Documentation
¶
Overview ¶
Package core provides the core types and interfaces for the Parity dataset comparison tool.
Index ¶
Constants ¶
This section is empty.
Variables ¶
This section is empty.
Functions ¶
This section is empty.
Types ¶
type DatasetReader ¶
type DatasetReader interface {
// Read returns a record batch and an error if any.
// Returns io.EOF when there are no more batches.
Read(ctx context.Context) (arrow.Record, error)
// Schema returns the schema of the dataset.
Schema() *arrow.Schema
// Close closes the reader and releases resources.
Close() error
}
DatasetReader defines an interface for reading data from various sources.
type DatasetWriter ¶
type DatasetWriter interface {
// Write writes a record to the destination.
Write(ctx context.Context, record arrow.Record) error
// Close closes the writer and flushes any pending data.
Close() error
}
DatasetWriter defines an interface for writing data to various destinations.
type DiffOptions ¶
type DiffOptions struct {
// KeyColumns specifies the columns to use as keys for matching records.
KeyColumns []string
// IgnoreColumns specifies columns to ignore when comparing records.
IgnoreColumns []string
// BatchSize is the size of batches to process at once.
BatchSize int64
// Tolerance is the tolerance to use for floating point comparisons.
Tolerance float64
// Parallel indicates whether to use parallel processing.
Parallel bool
// NumWorkers is the number of workers to use for parallel processing.
// If 0, defaults to the number of CPUs.
NumWorkers int
}
DiffOptions provides options for the diff operation.
type DiffResult ¶
type DiffResult struct {
// Added contains records that exist in the target but not in the source.
Added arrow.Record
// Deleted contains records that exist in the source but not in the target.
Deleted arrow.Record
// Modified contains records that exist in both but have different values.
// This includes columns to indicate which fields were modified.
Modified arrow.Record
// Summary provides a summary of the differences.
Summary DiffSummary
}
DiffResult represents the difference between two datasets.
type DiffSummary ¶
type DiffSummary struct {
// TotalSource is the total number of records in the source dataset.
TotalSource int64
// TotalTarget is the total number of records in the target dataset.
TotalTarget int64
// Added is the number of records added.
Added int64
// Deleted is the number of records deleted.
Deleted int64
// Modified is the number of records modified.
Modified int64
// Columns is a map of column names to the number of modifications in that column.
Columns map[string]int64
}
DiffSummary provides a summary of the differences between two datasets.
type Differ ¶
type Differ interface {
// Diff computes the difference between two datasets.

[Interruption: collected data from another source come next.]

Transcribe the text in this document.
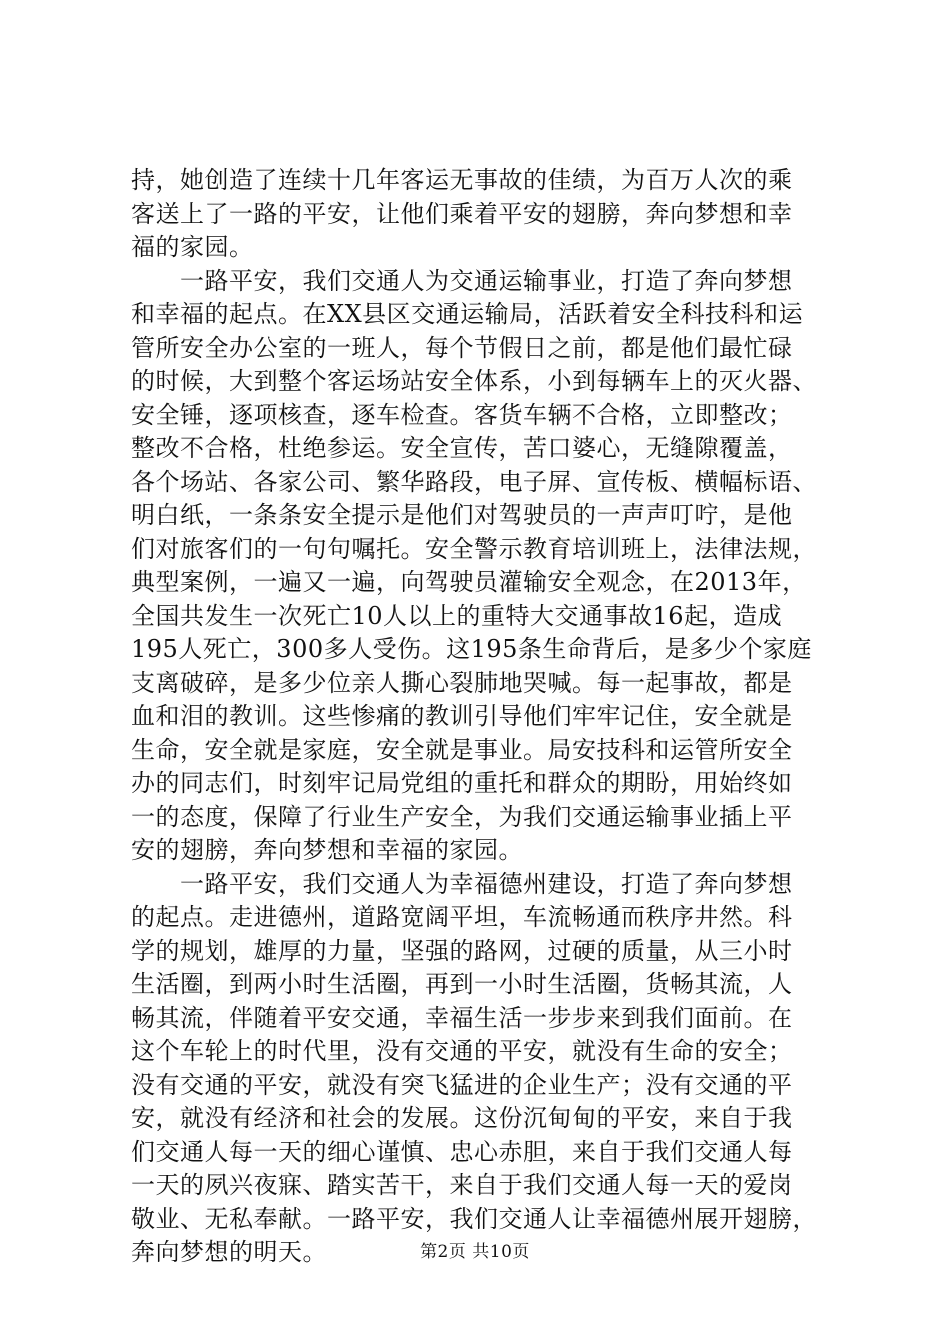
持，她创造了连续十几年客运无事故的佳绩，为百万人次的乘
客送上了一路的平安，让他们乘着平安的翅膀，奔向梦想和幸
福的家园。
一路平安，我们交通人为交通运输事业，打造了奔向梦想
和幸福的起点。在XX县区交通运输局，活跃着安全科技科和运
管所安全办公室的一班人，每个节假日之前，都是他们最忙碌
的时候，大到整个客运场站安全体系，小到每辆车上的灭火器、
安全锤，逐项核查，逐车检查。客货车辆不合格，立即整改；
整改不合格，杜绝参运。安全宣传，苦口婆心，无缝隙覆盖，
各个场站、各家公司、繁华路段，电子屏、宣传板、横幅标语、
明白纸，一条条安全提示是他们对驾驶员的一声声叮咛，是他
们对旅客们的一句句嘱托。安全警示教育培训班上，法律法规，
典型案例，一遍又一遍，向驾驶员灌输安全观念，在2013年，
全国共发生一次死亡10人以上的重特大交通事故16起，造成
195人死亡，300多人受伤。这195条生命背后，是多少个家庭
支离破碎，是多少位亲人撕心裂肺地哭喊。每一起事故，都是
血和泪的教训。这些惨痛的教训引导他们牢牢记住，安全就是
生命，安全就是家庭，安全就是事业。局安技科和运管所安全
办的同志们，时刻牢记局党组的重托和群众的期盼，用始终如
一的态度，保障了行业生产安全，为我们交通运输事业插上平
安的翅膀，奔向梦想和幸福的家园。
一路平安，我们交通人为幸福德州建设，打造了奔向梦想
的起点。走进德州，道路宽阔平坦，车流畅通而秩序井然。科
学的规划，雄厚的力量，坚强的路网，过硬的质量，从三小时
生活圈，到两小时生活圈，再到一小时生活圈，货畅其流，人
畅其流，伴随着平安交通，幸福生活一步步来到我们面前。在
这个车轮上的时代里，没有交通的平安，就没有生命的安全；
没有交通的平安，就没有突飞猛进的企业生产；没有交通的平
安，就没有经济和社会的发展。这份沉甸甸的平安，来自于我
们交通人每一天的细心谨慎、忠心赤胆，来自于我们交通人每
一天的夙兴夜寐、踏实苦干，来自于我们交通人每一天的爱岗
敬业、无私奉献。一路平安，我们交通人让幸福德州展开翅膀，
奔向梦想的明天。	第2页 共10页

Diff(ctx context.Context, source, target DatasetReader, options DiffOptions) (*DiffResult, error)
}
Differ defines an interface for computing differences between datasets.
type ReaderConfig ¶
type ReaderConfig struct {
// Type is the type of the reader.
Type string
// Path is the path to the file or directory.
Path string
// ConnectionString is the connection string for a database.
ConnectionString string
// Table is the table name for a database.
Table string
// Query is the query to execute for a database.
Query string
// BatchSize is the size of batches to read.
BatchSize int64
}
ReaderConfig provides configuration for creating a reader.
type Reporter ¶
type Reporter interface {
// Report generates a report from a diff result.
Report(ctx context.Context, result *DiffResult) (io.Reader, error)
}
Reporter defines an interface for generating reports from diff results.
type WriterConfig ¶
type WriterConfig struct {
// Type is the type of the writer.
Type string
// Path is the path to the file or directory.
Path string
// ConnectionString is the connection string for a database.
ConnectionString string
// Table is the table name for a database.
Table string
// BatchSize is the size of batches to write.
BatchSize int64
}
WriterConfig provides configuration for creating a writer.